Now don’t get me wrong since then if she has been away or sick, I have fed her horses in the morning, but she needs to plan ahead and ask me to do that. I no longer act as if it is my responsibility to feed her horses. That’s what we do when we people please, we take responsibility for other people in some way, either for how they might or do feel, or for what they are meant to do etc.
Since then, boundaries have brought us closer together. Because now what we do for each other and the time we choose to spend together comes from a completely different energy. She knows me better now as I show up authentically and not as some version of myself that I think I should be.

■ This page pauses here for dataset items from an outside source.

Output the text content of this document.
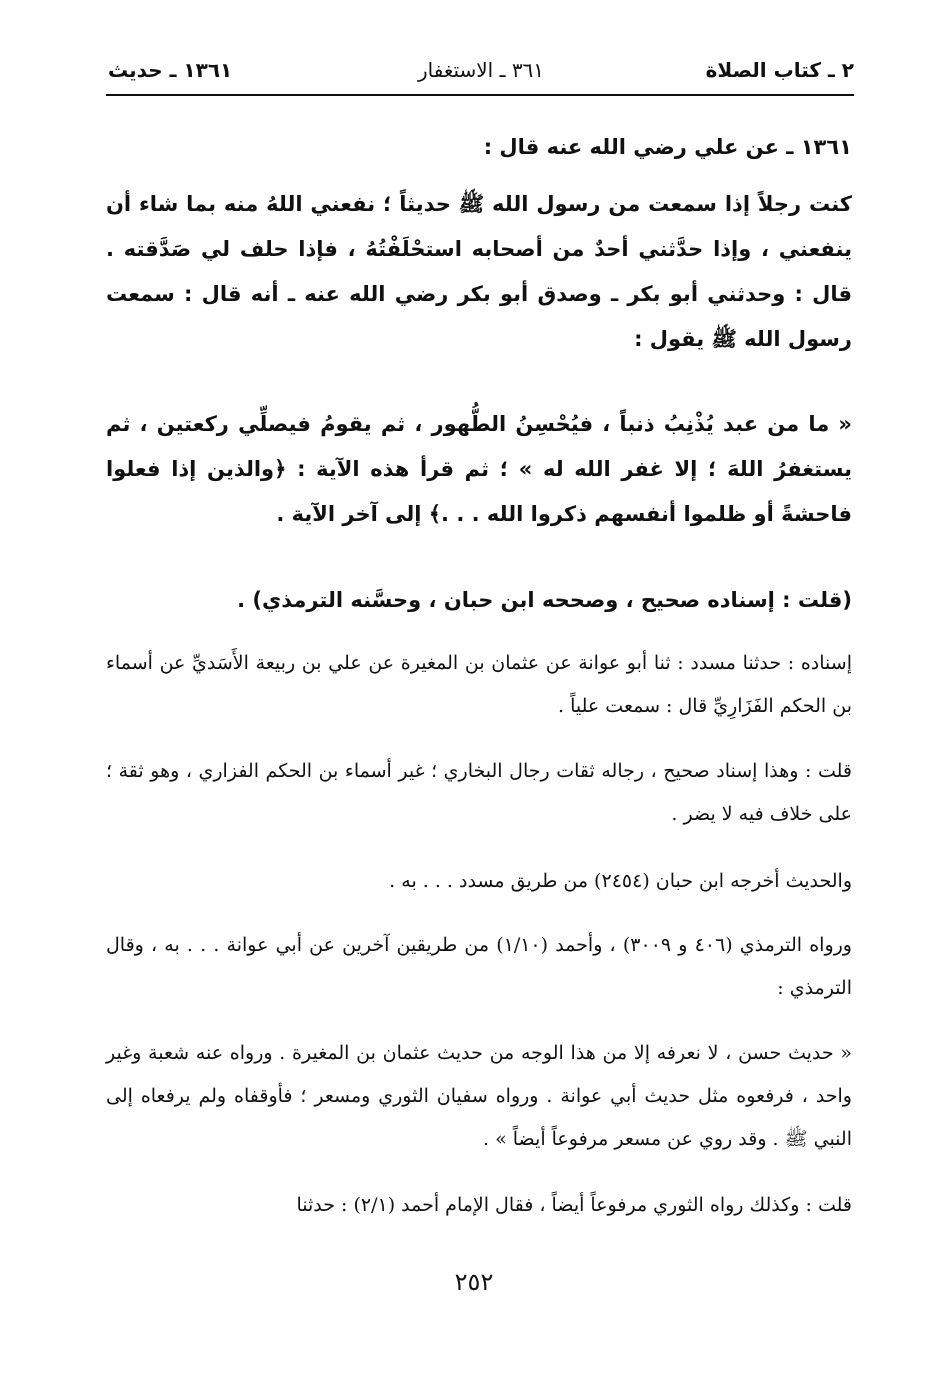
٢ ـ كتاب الصلاة
٣٦١ ـ الاستغفار
١٣٦١ ـ حديث

١٣٦١ ـ عن علي رضي الله عنه قال :

كنت رجلاً إذا سمعت من رسول الله ﷺ حديثاً ؛ نفعني اللهُ منه بما شاء أن ينفعني ، وإذا حدَّثني أحدٌ من أصحابه استحْلَفْتُهُ ، فإذا حلف لي صَدَّقته . قال : وحدثني أبو بكر ـ وصدق أبو بكر رضي الله عنه ـ أنه قال : سمعت رسول الله ﷺ يقول :

« ما من عبد يُذْنِبُ ذنباً ، فيُحْسِنُ الطُّهور ، ثم يقومُ فيصلِّي ركعتين ، ثم يستغفرُ اللهَ ؛ إلا غفر الله له » ؛ ثم قرأ هذه الآية : ﴿والذين إذا فعلوا فاحشةً أو ظلموا أنفسهم ذكروا الله . . .﴾ إلى آخر الآية .

(قلت : إسناده صحيح ، وصححه ابن حبان ، وحسَّنه الترمذي) .

إسناده : حدثنا مسدد : ثنا أبو عوانة عن عثمان بن المغيرة عن علي بن ربيعة الأَسَديِّ عن أسماء بن الحكم الفَزَارِيِّ قال : سمعت علياً .

قلت : وهذا إسناد صحيح ، رجاله ثقات رجال البخاري ؛ غير أسماء بن الحكم الفزاري ، وهو ثقة ؛ على خلاف فيه لا يضر .

والحديث أخرجه ابن حبان (٢٤٥٤) من طريق مسدد . . . به .

ورواه الترمذي (٤٠٦ و ٣٠٠٩) ، وأحمد (١/١٠) من طريقين آخرين عن أبي عوانة . . . به ، وقال الترمذي :

« حديث حسن ، لا نعرفه إلا من هذا الوجه من حديث عثمان بن المغيرة . ورواه عنه شعبة وغير واحد ، فرفعوه مثل حديث أبي عوانة . ورواه سفيان الثوري ومسعر ؛ فأوقفاه ولم يرفعاه إلى النبي ﷺ . وقد روي عن مسعر مرفوعاً أيضاً » .

قلت : وكذلك رواه الثوري مرفوعاً أيضاً ، فقال الإمام أحمد (٢/١) : حدثنا

٢٥٢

I know the word boundary sounds like a barrier, but it’s a gate not a wall, and at any time you can choose to review it, change it, or let it go.
In Equine Assisted Learning (EAL) one of the things we say as a matter of course before clients spend time with the horses is “awareness and boundaries keep you safe, this is true in human relationships as well”. Interestingly it is also true in the relationship with ourself.
As an example, I have a boundary for myself about how I will treat myself if I make a mistake, I do not allow myself to beat myself up anymore. So, if I become aware that those types of thoughts are being offered, I simply remind myself that this is a no-go zone. I then turn my attention to what I can learn and what my next try will look like.
Of course, like many things on paper it seems pretty straight forward, sounds so simple, and it really is, but there is a difference between simple and easy and they do not automatically go together. So, when you have identified a no-go zone for yourself in relationships it means there is no conversation, no debate. So don’t allow yourself to start a conversation with your brain about it, that’s how a whole other layer of misery gets added. Boundaries are not up for debate.
I think I mentioned in my last blog, the resolution might vary but the boundary doesn’t.